When the communist revolution of Fidel Castro toppled the regime of Fulgencio Batista in 1959, it also toppled Cuba’s healthy and thriving gaming industry. Of course, the industry was thriving for its organized crime owners and for Batista, who got a cut of their end, but it also employed lots of Cubans.
Starting in the 1920s, thousands of Americans and Latin Americans traveled to Cuba each year to enjoy the legal alcohol, wide-open gambling, bordellos and Havana nightlife.
After World War II, the casino industry developed robustly. Many casino resorts opened, and like Las Vegas a decade or two later, each one was more elaborate than the last.
But one hotel was the center of the casino industry: the Hotel Nacional de Cuba in Havana. Opened in 1930, the hotel was on the Hill of Taganana, with panoramic views of the city and the ocean. The hotel has a unique parti pris design that gave a majority of the rooms a view of the ocean across the road. Each of the eight floors held 74 rooms, except for the top, which has 64 rooms. The hotel was developed by the U.S. engineering firm of Purdy and Henderson, and designed by the New York architecture firm of McKim, Mead and White. It’s clad in coral stone and is a mix of architectural styles.
The Hotel Nacional was owned and operated by a group of investors who also owned New York’s swanky Plaza Hotel. Its early history was somewhat tragic, as the revolution that brought Batista to power in 1933 ravaged the hotel. The hierarchy of the Cuban military defended the hotel against the military rank and file, culminating in the Battle of the Hotel Nacional, which decided the conflict but caused substantial damage to the hotel, including many shell and bullet holes, some of which remain today.
In 1943, it was purchased by the Kirkeby Hotels company and operated by the firm for more than a decade.
In 1946, the infamous “Havana Conference” of mob bosses was held at the Hotel Nacional. The meeting was called by Lucky Luciano and Meyer Lansky. Attendees included Santo Trafficante Jr., Frank Costello, Albert Anastasia, Vito Genovese and many others.
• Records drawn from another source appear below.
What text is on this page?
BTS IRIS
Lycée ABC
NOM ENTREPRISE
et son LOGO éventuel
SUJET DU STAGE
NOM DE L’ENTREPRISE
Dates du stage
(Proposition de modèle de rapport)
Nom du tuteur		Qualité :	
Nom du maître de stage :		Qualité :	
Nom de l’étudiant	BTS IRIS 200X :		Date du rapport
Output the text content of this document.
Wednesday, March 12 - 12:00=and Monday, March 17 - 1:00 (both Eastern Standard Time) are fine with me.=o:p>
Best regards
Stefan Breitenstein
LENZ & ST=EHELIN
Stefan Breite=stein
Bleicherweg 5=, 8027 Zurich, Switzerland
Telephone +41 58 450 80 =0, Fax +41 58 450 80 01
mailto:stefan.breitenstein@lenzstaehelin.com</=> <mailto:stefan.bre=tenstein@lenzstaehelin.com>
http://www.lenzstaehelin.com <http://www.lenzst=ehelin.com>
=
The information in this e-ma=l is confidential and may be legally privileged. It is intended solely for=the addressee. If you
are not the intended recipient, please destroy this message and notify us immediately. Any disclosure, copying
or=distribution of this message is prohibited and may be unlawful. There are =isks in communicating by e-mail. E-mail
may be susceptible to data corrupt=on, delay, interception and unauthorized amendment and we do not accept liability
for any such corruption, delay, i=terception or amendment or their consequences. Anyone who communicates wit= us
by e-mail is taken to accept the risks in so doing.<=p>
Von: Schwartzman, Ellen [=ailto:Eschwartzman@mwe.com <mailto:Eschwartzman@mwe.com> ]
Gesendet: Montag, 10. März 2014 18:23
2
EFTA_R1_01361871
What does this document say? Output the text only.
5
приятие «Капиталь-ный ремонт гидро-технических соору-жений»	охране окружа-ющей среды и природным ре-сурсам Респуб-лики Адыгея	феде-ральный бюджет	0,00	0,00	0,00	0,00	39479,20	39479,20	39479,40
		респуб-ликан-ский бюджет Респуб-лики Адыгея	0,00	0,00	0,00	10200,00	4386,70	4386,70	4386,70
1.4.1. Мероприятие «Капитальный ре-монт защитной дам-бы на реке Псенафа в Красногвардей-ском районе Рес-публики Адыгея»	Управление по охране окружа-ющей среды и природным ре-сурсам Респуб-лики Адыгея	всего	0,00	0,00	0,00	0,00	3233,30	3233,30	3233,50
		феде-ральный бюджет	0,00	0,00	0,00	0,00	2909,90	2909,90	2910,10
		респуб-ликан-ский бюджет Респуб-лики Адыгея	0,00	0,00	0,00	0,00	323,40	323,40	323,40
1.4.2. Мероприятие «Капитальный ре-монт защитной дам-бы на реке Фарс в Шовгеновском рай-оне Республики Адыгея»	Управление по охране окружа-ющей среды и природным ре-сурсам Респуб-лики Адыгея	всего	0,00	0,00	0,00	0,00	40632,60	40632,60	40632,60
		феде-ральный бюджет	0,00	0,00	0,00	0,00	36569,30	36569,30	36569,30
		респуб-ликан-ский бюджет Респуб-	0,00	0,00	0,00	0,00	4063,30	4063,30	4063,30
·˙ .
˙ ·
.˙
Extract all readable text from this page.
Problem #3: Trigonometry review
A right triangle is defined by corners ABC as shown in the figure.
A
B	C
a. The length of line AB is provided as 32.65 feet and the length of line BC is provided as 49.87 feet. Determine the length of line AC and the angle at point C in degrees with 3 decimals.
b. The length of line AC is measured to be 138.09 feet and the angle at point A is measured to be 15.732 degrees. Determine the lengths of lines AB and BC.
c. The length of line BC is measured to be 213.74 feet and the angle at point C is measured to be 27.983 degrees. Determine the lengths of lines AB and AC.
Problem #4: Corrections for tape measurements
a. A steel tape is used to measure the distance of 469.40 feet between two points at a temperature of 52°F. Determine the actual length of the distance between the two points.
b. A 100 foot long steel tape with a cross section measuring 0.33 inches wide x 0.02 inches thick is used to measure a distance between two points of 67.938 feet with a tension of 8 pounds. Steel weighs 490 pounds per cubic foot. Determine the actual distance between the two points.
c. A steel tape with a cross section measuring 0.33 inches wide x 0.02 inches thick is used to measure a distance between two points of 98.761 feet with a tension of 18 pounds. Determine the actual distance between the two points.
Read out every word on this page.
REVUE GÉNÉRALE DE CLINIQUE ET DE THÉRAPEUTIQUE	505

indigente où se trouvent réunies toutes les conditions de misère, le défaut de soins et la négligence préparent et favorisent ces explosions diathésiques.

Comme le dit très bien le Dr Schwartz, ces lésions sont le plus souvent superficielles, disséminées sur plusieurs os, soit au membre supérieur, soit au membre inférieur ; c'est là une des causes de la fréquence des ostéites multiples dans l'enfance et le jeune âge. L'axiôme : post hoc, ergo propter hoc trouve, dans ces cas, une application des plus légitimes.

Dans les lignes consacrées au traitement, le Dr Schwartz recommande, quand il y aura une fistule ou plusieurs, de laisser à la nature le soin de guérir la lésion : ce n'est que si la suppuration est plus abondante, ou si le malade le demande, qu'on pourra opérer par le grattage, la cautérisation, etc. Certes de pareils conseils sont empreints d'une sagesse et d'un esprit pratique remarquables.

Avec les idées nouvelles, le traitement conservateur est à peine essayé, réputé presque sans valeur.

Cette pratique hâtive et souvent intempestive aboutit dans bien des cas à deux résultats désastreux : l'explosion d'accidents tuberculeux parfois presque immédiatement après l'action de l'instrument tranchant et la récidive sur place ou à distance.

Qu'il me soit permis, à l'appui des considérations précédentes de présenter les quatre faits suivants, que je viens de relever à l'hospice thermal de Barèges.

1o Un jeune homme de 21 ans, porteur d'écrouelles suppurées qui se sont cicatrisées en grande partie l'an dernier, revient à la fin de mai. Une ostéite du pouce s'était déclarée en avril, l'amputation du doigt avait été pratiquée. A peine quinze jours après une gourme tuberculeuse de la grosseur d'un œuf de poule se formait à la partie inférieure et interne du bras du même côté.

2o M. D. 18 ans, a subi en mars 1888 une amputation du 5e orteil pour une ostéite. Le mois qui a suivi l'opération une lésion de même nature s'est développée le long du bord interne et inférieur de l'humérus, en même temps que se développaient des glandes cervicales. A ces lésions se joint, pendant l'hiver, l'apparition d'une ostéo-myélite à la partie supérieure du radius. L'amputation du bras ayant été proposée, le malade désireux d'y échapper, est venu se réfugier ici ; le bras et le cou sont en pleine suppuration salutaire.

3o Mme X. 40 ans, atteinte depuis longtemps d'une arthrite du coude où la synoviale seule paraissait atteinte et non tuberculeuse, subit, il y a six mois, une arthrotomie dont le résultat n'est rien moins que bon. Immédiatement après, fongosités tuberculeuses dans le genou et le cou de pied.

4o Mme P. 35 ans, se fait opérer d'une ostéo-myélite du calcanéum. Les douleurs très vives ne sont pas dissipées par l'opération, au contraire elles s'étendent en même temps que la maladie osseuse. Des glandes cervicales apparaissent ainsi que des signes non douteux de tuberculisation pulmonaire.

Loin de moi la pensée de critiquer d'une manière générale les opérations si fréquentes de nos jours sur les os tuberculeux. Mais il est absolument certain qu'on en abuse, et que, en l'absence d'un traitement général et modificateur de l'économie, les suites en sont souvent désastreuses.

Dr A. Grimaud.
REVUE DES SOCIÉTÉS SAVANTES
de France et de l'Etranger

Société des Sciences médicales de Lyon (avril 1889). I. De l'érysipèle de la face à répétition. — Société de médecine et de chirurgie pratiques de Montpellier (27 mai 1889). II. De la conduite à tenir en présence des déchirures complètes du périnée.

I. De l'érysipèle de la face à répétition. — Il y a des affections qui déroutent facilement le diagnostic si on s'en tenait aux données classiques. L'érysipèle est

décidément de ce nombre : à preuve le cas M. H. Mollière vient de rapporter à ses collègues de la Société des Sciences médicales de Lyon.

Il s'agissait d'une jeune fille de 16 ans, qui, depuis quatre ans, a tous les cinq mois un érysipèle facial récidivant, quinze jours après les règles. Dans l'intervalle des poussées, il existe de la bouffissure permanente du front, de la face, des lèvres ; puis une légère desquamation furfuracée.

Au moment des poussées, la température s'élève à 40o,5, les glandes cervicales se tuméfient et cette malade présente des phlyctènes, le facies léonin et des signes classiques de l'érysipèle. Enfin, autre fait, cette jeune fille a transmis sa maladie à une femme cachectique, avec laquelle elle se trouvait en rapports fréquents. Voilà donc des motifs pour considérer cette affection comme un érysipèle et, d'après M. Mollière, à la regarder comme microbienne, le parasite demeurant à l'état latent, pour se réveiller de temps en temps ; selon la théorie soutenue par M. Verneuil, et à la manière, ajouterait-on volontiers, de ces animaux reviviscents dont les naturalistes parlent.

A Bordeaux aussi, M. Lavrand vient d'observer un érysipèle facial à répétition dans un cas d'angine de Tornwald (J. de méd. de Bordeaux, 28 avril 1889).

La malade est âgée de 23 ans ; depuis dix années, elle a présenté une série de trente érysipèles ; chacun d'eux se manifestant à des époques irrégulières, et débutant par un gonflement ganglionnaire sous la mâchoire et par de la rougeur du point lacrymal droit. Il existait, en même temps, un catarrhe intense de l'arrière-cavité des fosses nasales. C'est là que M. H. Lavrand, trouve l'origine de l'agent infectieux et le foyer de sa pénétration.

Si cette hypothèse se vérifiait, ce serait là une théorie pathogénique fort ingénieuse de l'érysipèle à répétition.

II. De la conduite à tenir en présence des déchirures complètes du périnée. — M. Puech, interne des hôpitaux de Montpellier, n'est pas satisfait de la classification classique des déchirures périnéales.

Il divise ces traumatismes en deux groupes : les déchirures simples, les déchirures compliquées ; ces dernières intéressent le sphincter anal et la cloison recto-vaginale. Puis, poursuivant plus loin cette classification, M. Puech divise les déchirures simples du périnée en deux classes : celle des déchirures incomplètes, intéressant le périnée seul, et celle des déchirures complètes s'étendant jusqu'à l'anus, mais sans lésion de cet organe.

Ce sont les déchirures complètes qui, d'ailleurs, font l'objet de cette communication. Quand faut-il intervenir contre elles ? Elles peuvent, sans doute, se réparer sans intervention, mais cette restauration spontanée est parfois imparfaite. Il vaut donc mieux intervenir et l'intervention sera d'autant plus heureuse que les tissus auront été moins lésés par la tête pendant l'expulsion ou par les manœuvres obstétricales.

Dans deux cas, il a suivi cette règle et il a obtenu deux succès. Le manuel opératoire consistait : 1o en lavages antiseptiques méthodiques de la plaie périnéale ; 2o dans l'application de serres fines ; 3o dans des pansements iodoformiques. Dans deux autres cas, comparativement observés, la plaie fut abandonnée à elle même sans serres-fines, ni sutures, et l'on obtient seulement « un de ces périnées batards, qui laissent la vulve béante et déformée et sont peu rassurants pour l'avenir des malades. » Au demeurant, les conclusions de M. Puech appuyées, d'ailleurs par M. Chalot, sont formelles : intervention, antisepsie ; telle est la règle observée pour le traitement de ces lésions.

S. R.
You may remember a depiction of the conference in Francis Ford Coppola’s The Godfather Part II.
Lansky was the power, and in 1955 persuaded Batista to allow him to take over a wing of the hotel and create high-roller suites for gamblers at his casino downstairs, Casino Internacional. Run by Wilber Clark, who later was the owner of the Desert Inn in Las Vegas, the casino boasted revenue that routinely bettered any Las Vegas gaming hall. Lansky sold the casino to Michael McLaney and Baltimore Colts owner Carroll Rosenbloom in 1958.
When Castro took over a year later, he immediately closed all Cuban casinos, but relented a few days later after massive demonstrations by casino workers—and warnings from his advisers that the closure would destroy the economy. But the damage had already been done. U.S. tourists avoided the island. The casino industry, along with the Cuban economy, collapsed anyway. Castro later reinstated his ban on casinos in Cuba.
Today, the Hotel Nacional de Cuba still stands and welcomes guests, albeit with a vacant casino area awaiting a revival. With relaxed relations with the U.S. and the easing of travel restrictions, it could still happen.